Universal Studios Hollywood
- Area: Upper Lot
- Status: Closed
- Soft opening date: October 13, 2006
- Opening date: March 31, 2007
- Closing date: September 1, 2014
- Replaced: Marvel Mania (1998-1999) Chicken Run Maze(2000–2001) The Mummy Returns: Chamber of Doom (2001–2004) Van Helsing: Fortress Dracula (2004–2007)

Ride statistics
- Attraction type: Haunted attraction
- Theme: Universal Monsters
- Duration: 8 Minutes

= Universal's House of Horrors =

Defunct haunted attraction

Universal's House of Horrors was an attraction at Universal Studios Hollywood. It was the fifth variation of a walk-through maze housed in the "Stage 13" building. (Previous themes featured include Chicken Run, GrinchMas, The Mummy Returns: Chamber of Doom, and Van Helsing: Fortress Dracula). The "Stage 13" building was previously home to different restaurants before being transformed into an attraction. The attraction opened in March 31, 2007.

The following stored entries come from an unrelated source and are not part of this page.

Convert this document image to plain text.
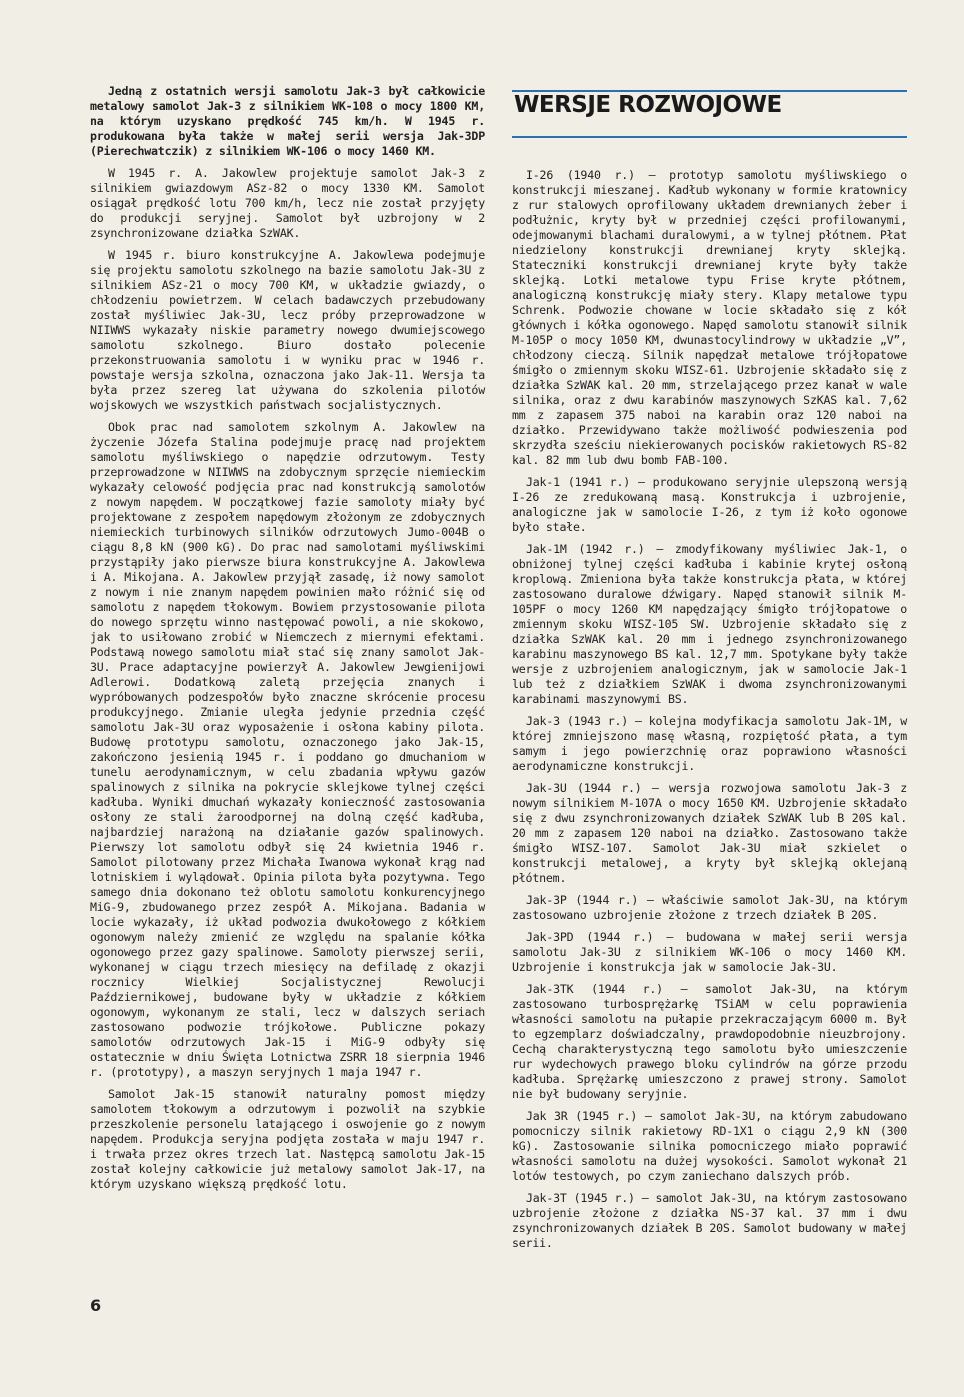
Jedną z ostatnich wersji samolotu Jak-3 był całkowicie metalowy samolot Jak-3 z silnikiem WK-108 o mocy 1800 KM, na którym uzyskano prędkość 745 km/h. W 1945 r. produkowana była także w małej serii wersja Jak-3DP (Pierechwatczik) z silnikiem WK-106 o mocy 1460 KM.

W 1945 r. A. Jakowlew projektuje samolot Jak-3 z silnikiem gwiazdowym ASz-82 o mocy 1330 KM. Samolot osiągał prędkość lotu 700 km/h, lecz nie został przyjęty do produkcji seryjnej. Samolot był uzbrojony w 2 zsynchronizowane działka SzWAK.

W 1945 r. biuro konstrukcyjne A. Jakowlewa podejmuje się projektu samolotu szkolnego na bazie samolotu Jak-3U z silnikiem ASz-21 o mocy 700 KM, w układzie gwiazdy, o chłodzeniu powietrzem. W celach badawczych przebudowany został myśliwiec Jak-3U, lecz próby przeprowadzone w NIIWWS wykazały niskie parametry nowego dwumiejscowego samolotu szkolnego. Biuro dostało polecenie przekonstruowania samolotu i w wyniku prac w 1946 r. powstaje wersja szkolna, oznaczona jako Jak-11. Wersja ta była przez szereg lat używana do szkolenia pilotów wojskowych we wszystkich państwach socjalistycznych.

Obok prac nad samolotem szkolnym A. Jakowlew na życzenie Józefa Stalina podejmuje pracę nad projektem samolotu myśliwskiego o napędzie odrzutowym. Testy przeprowadzone w NIIWWS na zdobycznym sprzęcie niemieckim wykazały celowość podjęcia prac nad konstrukcją samolotów z nowym napędem. W początkowej fazie samoloty miały być projektowane z zespołem napędowym złożonym ze zdobycznych niemieckich turbinowych silników odrzutowych Jumo-004B o ciągu 8,8 kN (900 kG). Do prac nad samolotami myśliwskimi przystąpiły jako pierwsze biura konstrukcyjne A. Jakowlewa i A. Mikojana. A. Jakowlew przyjął zasadę, iż nowy samolot z nowym i nie znanym napędem powinien mało różnić się od samolotu z napędem tłokowym. Bowiem przystosowanie pilota do nowego sprzętu winno następować powoli, a nie skokowo, jak to usiłowano zrobić w Niemczech z miernymi efektami. Podstawą nowego samolotu miał stać się znany samolot Jak-3U. Prace adaptacyjne powierzył A. Jakowlew Jewgienijowi Adlerowi. Dodatkową zaletą przejęcia znanych i wypróbowanych podzespołów było znaczne skrócenie procesu produkcyjnego. Zmianie uległa jedynie przednia część samolotu Jak-3U oraz wyposażenie i osłona kabiny pilota. Budowę prototypu samolotu, oznaczonego jako Jak-15, zakończono jesienią 1945 r. i poddano go dmuchaniom w tunelu aerodynamicznym, w celu zbadania wpływu gazów spalinowych z silnika na pokrycie sklejkowe tylnej części kadłuba. Wyniki dmuchań wykazały konieczność zastosowania osłony ze stali żaroodpornej na dolną część kadłuba, najbardziej narażoną na działanie gazów spalinowych. Pierwszy lot samolotu odbył się 24 kwietnia 1946 r. Samolot pilotowany przez Michała Iwanowa wykonał krąg nad lotniskiem i wylądował. Opinia pilota była pozytywna. Tego samego dnia dokonano też oblotu samolotu konkurencyjnego MiG-9, zbudowanego przez zespół A. Mikojana. Badania w locie wykazały, iż układ podwozia dwukołowego z kółkiem ogonowym należy zmienić ze względu na spalanie kółka ogonowego przez gazy spalinowe. Samoloty pierwszej serii, wykonanej w ciągu trzech miesięcy na defiladę z okazji rocznicy Wielkiej Socjalistycznej Rewolucji Październikowej, budowane były w układzie z kółkiem ogonowym, wykonanym ze stali, lecz w dalszych seriach zastosowano podwozie trójkołowe. Publiczne pokazy samolotów odrzutowych Jak-15 i MiG-9 odbyły się ostatecznie w dniu Święta Lotnictwa ZSRR 18 sierpnia 1946 r. (prototypy), a maszyn seryjnych 1 maja 1947 r.

Samolot Jak-15 stanowił naturalny pomost między samolotem tłokowym a odrzutowym i pozwolił na szybkie przeszkolenie personelu latającego i oswojenie go z nowym napędem. Produkcja seryjna podjęta została w maju 1947 r. i trwała przez okres trzech lat. Następcą samolotu Jak-15 został kolejny całkowicie już metalowy samolot Jak-17, na którym uzyskano większą prędkość lotu.

WERSJE ROZWOJOWE

I-26 (1940 r.) — prototyp samolotu myśliwskiego o konstrukcji mieszanej. Kadłub wykonany w formie kratownicy z rur stalowych oprofilowany układem drewnianych żeber i podłużnic, kryty był w przedniej części profilowanymi, odejmowanymi blachami duralowymi, a w tylnej płótnem. Płat niedzielony konstrukcji drewnianej kryty sklejką. Stateczniki konstrukcji drewnianej kryte były także sklejką. Lotki metalowe typu Frise kryte płótnem, analogiczną konstrukcję miały stery. Klapy metalowe typu Schrenk. Podwozie chowane w locie składało się z kół głównych i kółka ogonowego. Napęd samolotu stanowił silnik M-105P o mocy 1050 KM, dwunastocylindrowy w układzie „V”, chłodzony cieczą. Silnik napędzał metalowe trójłopatowe śmigło o zmiennym skoku WISZ-61. Uzbrojenie składało się z działka SzWAK kal. 20 mm, strzelającego przez kanał w wale silnika, oraz z dwu karabinów maszynowych SzKAS kal. 7,62 mm z zapasem 375 naboi na karabin oraz 120 naboi na działko. Przewidywano także możliwość podwieszenia pod skrzydła sześciu niekierowanych pocisków rakietowych RS-82 kal. 82 mm lub dwu bomb FAB-100.

Jak-1 (1941 r.) — produkowano seryjnie ulepszoną wersją I-26 ze zredukowaną masą. Konstrukcja i uzbrojenie, analogiczne jak w samolocie I-26, z tym iż koło ogonowe było stałe.

Jak-1M (1942 r.) — zmodyfikowany myśliwiec Jak-1, o obniżonej tylnej części kadłuba i kabinie krytej osłoną kroplową. Zmieniona była także konstrukcja płata, w której zastosowano duralowe dźwigary. Napęd stanowił silnik M-105PF o mocy 1260 KM napędzający śmigło trójłopatowe o zmiennym skoku WISZ-105 SW. Uzbrojenie składało się z działka SzWAK kal. 20 mm i jednego zsynchronizowanego karabinu maszynowego BS kal. 12,7 mm. Spotykane były także wersje z uzbrojeniem analogicznym, jak w samolocie Jak-1 lub też z działkiem SzWAK i dwoma zsynchronizowanymi karabinami maszynowymi BS.

Jak-3 (1943 r.) — kolejna modyfikacja samolotu Jak-1M, w której zmniejszono masę własną, rozpiętość płata, a tym samym i jego powierzchnię oraz poprawiono własności aerodynamiczne konstrukcji.

Jak-3U (1944 r.) — wersja rozwojowa samolotu Jak-3 z nowym silnikiem M-107A o mocy 1650 KM. Uzbrojenie składało się z dwu zsynchronizowanych działek SzWAK lub B 20S kal. 20 mm z zapasem 120 naboi na działko. Zastosowano także śmigło WISZ-107. Samolot Jak-3U miał szkielet o konstrukcji metalowej, a kryty był sklejką oklejaną płótnem.

Jak-3P (1944 r.) — właściwie samolot Jak-3U, na którym zastosowano uzbrojenie złożone z trzech działek B 20S.

Jak-3PD (1944 r.) — budowana w małej serii wersja samolotu Jak-3U z silnikiem WK-106 o mocy 1460 KM. Uzbrojenie i konstrukcja jak w samolocie Jak-3U.

Jak-3TK (1944 r.) — samolot Jak-3U, na którym zastosowano turbosprężarkę TSiAM w celu poprawienia własności samolotu na pułapie przekraczającym 6000 m. Był to egzemplarz doświadczalny, prawdopodobnie nieuzbrojony. Cechą charakterystyczną tego samolotu było umieszczenie rur wydechowych prawego bloku cylindrów na górze przodu kadłuba. Sprężarkę umieszczono z prawej strony. Samolot nie był budowany seryjnie.

Jak 3R (1945 r.) — samolot Jak-3U, na którym zabudowano pomocniczy silnik rakietowy RD-1X1 o ciągu 2,9 kN (300 kG). Zastosowanie silnika pomocniczego miało poprawić własności samolotu na dużej wysokości. Samolot wykonał 21 lotów testowych, po czym zaniechano dalszych prób.

Jak-3T (1945 r.) — samolot Jak-3U, na którym zastosowano uzbrojenie złożone z działka NS-37 kal. 37 mm i dwu zsynchronizowanych działek B 20S. Samolot budowany w małej serii.

6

The attraction featured real-live performers dressed up as characters from Universal's horror films including The Mummy, The Wolfman, Norman Bates from Psycho, Frankenstein, Nosferatu, Chucky and other characters. The performers inside the maze jumped out and scared guests as they walked through the various "sets" from the films. The performers did not touch the guests, and the guests did not touch the performers.

The attraction took about 8 minutes to walk through. It was not recommended for children under the age of thirteen due to violent and scary situations. It was also not advised for those who suffer from heart, back or neck problems, claustrophobia, fear of heights, fear of the dark or those sensitive to sudden and loud noises.

On July 26, 2014, Universal Studios Hollywood announced the last chance to experience Universal's House of Horrors before it closed permanently on September 1, 2014, to become an entertainment, retail shopping and dining experience.

After October 31, 2014, Universal Studios Hollywood demolished the Universal's House of Horrors maze along with Hollywood Photoland and The Blues Brothers R&B Venue to make way for the Universal Studios Store expansion.

On March 14, 2016, it was confirmed that The Walking Dead attraction would replace the old House of Horrors maze.

==Halloween Horror Nights==

Since the House of Horrors opened it has been used in the park's seasonal event, Halloween Horror Nights. During the Halloween season, Universal increases the number of "scareactors" and gives the maze a theme. Some of these themes have included Chucky's Funhouse in 2009, Vampyre: Castle of the Undead in 2010, The Wolfman: Curse of Talbot Hall in 2011, Universal Monsters Remix in 2012, Universal Monsters Remix: Resurrection in 2013, and Face Off: In the Flesh, the last Horror Nights maze in House of Horrors, in 2014.